Pasado perfecto continuo – pasiva

Hay varias razones por las que utilizamos la voz pasiva en inglés. En estas notas, vamos a enfocarnos en el pasado perfecto continuo en la voz pasiva y con explicaciones. Por regla general, utilizamos la voz pasiva cuando el enfoque está acerca de la acción y NO en quién o qué está cumpliendo la acción.

Construcción (pasiva): had + been + being + participio pasado (enjoyed, imagined).

Verbo ejemplar: open

I had been being opened  We had been being opened
You had been being openedYou (guys) had been being opened
He/she/it had been being opened They had been being opened

El agente es desconocido. No sabemos quién o qué es el agente

  • A flying object had been being observed for over two hours last Friday night.
  • Something really bizarre had been being shown at the show.

Usamos la voz pasiva para enfatizar el sujeto

  • My sisters were the ones who had been being employed by their boss.
  • James had been the man being subjected to all the problems.

Usamos la voz pasiva para hablar acerca de verdades muy generales

  • The earth had been being spun into orbit for as long as science knows.

Usamos la voz pasiva si queremos ser poco claros o vagos sobre el tema/sujeto

  • A computer virus had been being stabilised for five hours before the team operating the firewall managed to stop it from getting into the system.

Usamos la voz pasiva cuando el sujeto es irrelevante

(Nos da igual quién o qué ha causado la acción).

  • Within the atmosphere, there was a strange substance that had been being mixed with oxygen.

Usamos la voz pasiva en un ambiente más formal como en una tesis o una redacción importante, como, por ejemplo, redacciones científicas

  • During the experiment, atoms had been being smashed together with particles for a duration of thirty minutes.
  • A very old equation in set theory had been being solved at the mathmatics quiz.

Verbos en Inglés – Guía Completa

Lección #29: Pasado perfecto continuo – pasiva

Explicación

Construcción: had + been + being + participio pasado (spoken, translated etc.)

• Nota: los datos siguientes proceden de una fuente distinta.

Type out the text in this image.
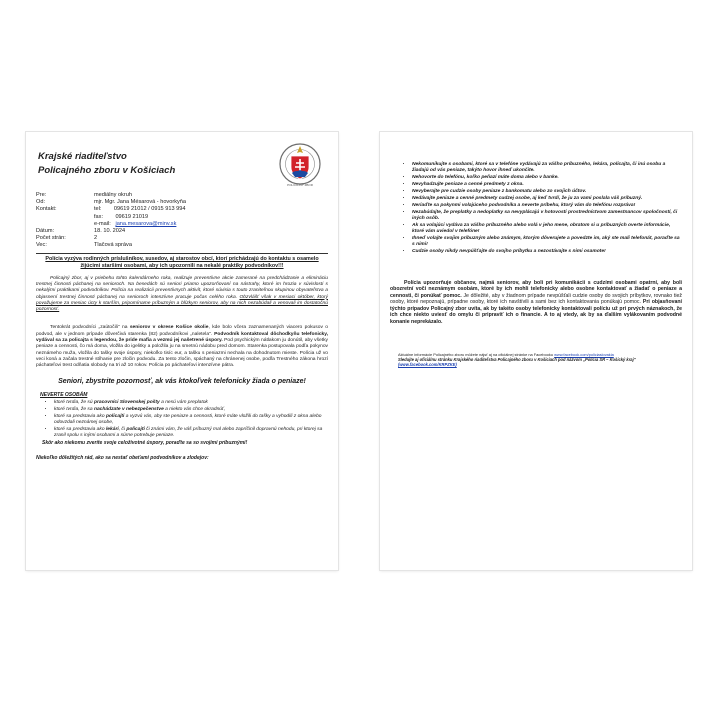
Krajské riaditeľstvo
Policajného zboru v Košiciach
POLICAJNÝ ZBOR
Pre:	mediálny okruh
Od:	mjr. Mgr. Jana Mésarová - hovorkyňa
Kontakt:	tel:        09619 21012 / 0915 913 994
fax:        09619 21019
e-mail:   jana.mesarova@minv.sk
Dátum:	18. 10. 2024
Počet strán:	2
Vec:	Tlačová správa
Polícia vyzýva rodinných príslušníkov, susedov, aj starostov obcí, ktorí prichádzajú do kontaktu s osamelo žijúcimi staršími osobami, aby ich upozornili na nekalé praktiky podvodníkov!!!

Policajný zbor, aj v priebehu tohto kalendárneho roka, realizuje preventívne akcie zamerané na predchádzanie a elimináciu trestnej činnosti páchanej na senioroch. Na besedách sú seniori priamo upozorňovaní na nástrahy, ktoré im hrozia v súvislosti s nekalými praktikami podvodníkov. Polícia na realizácii preventívnych aktivít, ktoré súvisia s touto zraniteľnou skupinou obyvateľstva a objasnení trestnej činnosti páchanej na senioroch intenzívne pracuje počas celého roka. Obzvlášť však v mesiaci október, ktorý považujeme za mesiac úcty k starším, pripomíname príbuzným a blízkym seniorov, aby na nich nezabúdali a venovali im dostatočnú pozornosť.

Tentokrát podvodníci „zaútočili" na seniorov v okrese Košice okolie, kde bolo včera zaznamenaných viacero pokusov o podvod, ale v jednom prípade dôverčivá starenka (82) podvodníkovi „naletela". Podvodník kontaktoval dôchodkyňu telefonicky, vydával sa za policajta s legendou, že pride mafia a vezmú jej našetrené úspory. Pod psychickým nátlakom ju donútil, aby všetky peniaze a cennosti, čo má doma, vložila do igelitky a položila ju na smetnú nádobu pred domom. Starenka postupovala podľa pokynov neznámeho muža, vložila do tašky svoje úspory, niekoľko tisíc eur, a tašku s peniazmi nechala na dohodnutom mieste. Polícia už vo veci koná a začala trestné stíhanie pre zločin podvodu. Za tento zločin, spáchaný na chránenej osobe, podľa Trestného zákona hrozí páchateľovi trest odňatia slobody na tri až 10 rokov. Polícia po páchateľovi intenzívne pátra.

Seniori, zbystrite pozornosť, ak vás ktokoľvek telefonicky žiada o peniaze!
NEVERTE OSOBÁM
• ktoré tvrdia, že sú pracovníci Slovenskej pošty a nesú vám preplatok
• ktoré tvrdia, že sa nachádzate v nebezpečenstve a niekto vás chce okradnúť,
• ktoré sa predstavia ako policajti a vyzvú vás, aby ste peniaze a cennosti, ktoré máte vložili do tašky a vyhodili z okna alebo odovzdali neznámej osobe,
• ktoré sa predstavia ako lekári, či policajti či známi vám, že váš príbuzný mal alebo zapríčinil dopravnú nehodu, pri ktorej sa zranil spolu s inými osobami a súrne potrebuje peniaze.
Skôr ako niekomu zveríte svoje celoživotné úspory, poraďte sa so svojimi príbuznými!
Niekoľko dôležitých rád, ako sa nestať obeťami podvodníkov a zlodejov:
• Nekomunikujte s osobami, ktoré sa v telefóne vydávajú za vášho príbuzného, lekára, policajta, či inú osobu a žiadajú od vás peniaze, takýto hovor ihneď ukončite.
• Nehovorte do telefónu, koľko peňazí máte doma alebo v banke.
• Nevyhadzujte peniaze a cenné predmety z okna.
• Nevyberajte pre cudzie osoby peniaze z bankomatu alebo zo svojich účtov.
• Nedávajte peniaze a cenné predmety cudzej osobe, aj keď tvrdí, že ju za vami poslala váš príbuzný.
• Neriaďte sa pokynmi volajúceho podvodníka a neverte príbehu, ktorý vám do telefónu rozpráva!
• Nezabúdajte, že preplatky a nedoplatky sa nevyplácajú v hotovosti prostredníctvom zamestnancov spoločností, či iných osôb.
• Ak sa volajúci vydáva za vášho príbuzného alebo volá v jeho mene, obratom si u príbuzných overte informácie, ktoré vám uviedol v telefóne!
• Ihneď volajte svojim príbuzným alebo známym, ktorým dôverujete a povedzte im, aký ste mali telefonát, poraďte sa s nimi!
• Cudzie osoby nikdy nevpúšťajte do svojho príbytku a nezostávajte s nimi osamote!

Polícia upozorňuje občanov, najmä seniorov, aby boli pri komunikácii s cudzími osobami opatrní, aby boli obozretní voči neznámym osobám, ktoré by ich mohli telefonicky alebo osobne kontaktovať a žiadať o peniaze a cennosti, či ponúkať pomoc. Je dôležité, aby v žiadnom prípade nevpúšťali cudzie osoby do svojich príbytkov, rovnako tiež osoby, ktoré nepoznajú, prípadne osoby, ktoré ich navštívili a sami bez ich kontaktovania ponúkajú pomoc. Pri objasňovaní týchto prípadov Policajný zbor uvíta, ak by takéto osoby telefonicky kontaktovali políciu už pri prvých náznakoch, že ich chce niekto uviesť do omylu či pripraviť ich o financie. A to aj vtedy, ak by sa ďalším vylákovaním podvodné konanie neprekázalo.

Aktuálne informácie Policajného zboru môžete nájsť aj na oficiálnej stránke na Facebooku www.facebook.com/policiaslovakia
Sledujte aj oficiálnu stránku Krajského riaditeľstva Policajného zboru v Košiciach pod názvom „Polícia SR – Košický kraj"
(www.facebook.com/KRPZKE)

Verbo de ejemplo: to teach

I had been being taught   We had been being taught
You had been being taught You (guys) had been being taught
He/she/it had been being taught     They had been being taught

Contexto

  • Who had been being spoken to by the auditors last week?1
  • They spoke to us and everything went smoothly.
  • I hate being audited…
  • Don’t worry. After everything had been being searched and filed the auditor told me that everything was in order2 and we won’t have anything to worry about.3
  • That’s good news at least.
  • Yes, definitely.
  • Because last year, a friend who works for a similar company had been being audited4 for five months and it really gave him a lot of stress.
  • Yes, that’s understandable.5 These things happen. One should just relax6 and sit tight.7
  • You’re right about that.

Análisis

  1. Who had been being spoken to by the auditors last week? ‘Had been being spoken to’ es el pasado perfecto continuo en voz pasiva. Esta forma verbal en la pasiva rara vez se utiliza y se consideraría muy poco común. El énfasis está en ‘who’, y la pasiva se utiliza para centrarse en la acción de ‘auditing’.
  2. After everything had been being searched and filed the auditor told me that everything was in order. Una vez más, el pasado perfecto continuo en voz pasiva es poco común. Aquí ‘had been being searched’ es el pasado perfecto continuo en voz pasiva.
  3. We won’t have anything to worry about. El futuro simple ‘won’t have’ se utiliza para hacer una promesa. Podemos usar el futuro simple para hacer promesas y predicciones.
  4. A friend who works for a similar company had been being audited for five months. ‘Had been being audited’ es el pasado perfecto continuo en voz pasiva, que se utiliza aquí para describir la acción de ‘being audited’.
  5. That’s understandable. ‘Understandable’ es un adjetivo, y se está utilizando con el verbo auxiliar principal ‘be’. Usamos ‘be’ con adjetivos. I.e., I am hungry, tired, sleepy, funny etc.
  6. One should just relax. En inglés, para hablar de las cosas en un sentido general y para permanecer neutral, se puede utilizar el pronombre ‘one’. I.e., one must behave prudent. One must be prudent. También puedes utilizar el pronombre sujeto ‘you’ para hablar de las cosas o personas en un sentido general, pero es menos neutral. I.e., you need to live well (everyone needs to live well).
  7. Sit tight. Esta es una expresión que significa ‘ser paciente y esperar’.